Determine your investor profile
As we all have our own personalities and character traits, we do not all have the same way of understanding the markets, the risks they involve, the stress they can induce, and the emotions that arise from a winning or losing position. However, it is important to know yourself in these situations in order to put in place strategies that correspond to us. Being “risk-phobic” or “risk-loving” will condition the way we enter the markets and manage our positions. Likewise, we do not all have the same resilience to stress, and this also affects how we respond.
To determine your investor profile, ask yourself these questions: Am I a long-term investor or a short-term trader? Am I risk-loving or not? Am I rather stressed or calm by nature? This should lead you to answer the following questions: what is my budget for long-term investing and short-term trading? If I intervene in the short term, what is the maximum loss I can afford per day, per week, per month, per year?

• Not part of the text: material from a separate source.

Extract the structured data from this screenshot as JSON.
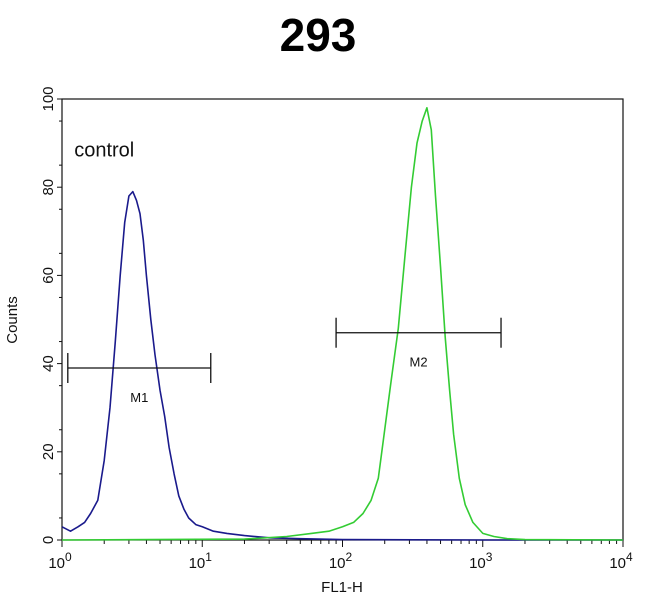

When you have defined your investor profile with the risk budgets, you can claim to go to the markets with confidence, provided you are disciplined and respect the investment and trading plans as well as the risk management that you have imposed on yourself. For example, if your daily risk budget is completely consumed, you will not be able to enter into trade for the rest of the day. Likewise, taking a break after a big win or loss is important so as not to enter a vicious circle which, through the play of emotions, will turn your trades into rash bets and risk aggravating your losses or reduce your earnings.
Is there a good time to get started?
You’ve read everything about Bitcoin, opened an account on a trading platform, and are ready to go, but there’s this little question in your head that is nagging you: is this the right time? The answer will depend on a number of criteria: a long-term investor will not enter at the same time or in the same way as a trader who enters the markets every day.
The right time to take a trading position
As we have seen, there is not really a good time for a long-term investor. The latter could be satisfied with entries by fractions to smooth the risk over time and disregarding short-term movements. For traders either, there is no magic formula, and everything will depend on the profile of the investor, the tools used, and the analysis he has made of the market.
Getting into cryptocurrency is not a decision to be taken lightly and requires good preparation. Training remains the most important and time-consuming step, but thanks to the internet, there is a multitude of free tools to take your first steps in this new world. The rest comes with experience! Do not forget to set yourself rules of discipline and not to give in to the sirens of huge profits, gains without the contribution and effort, and rewards beyond measure. Many beginners lose their feathers because of these extraordinary promises.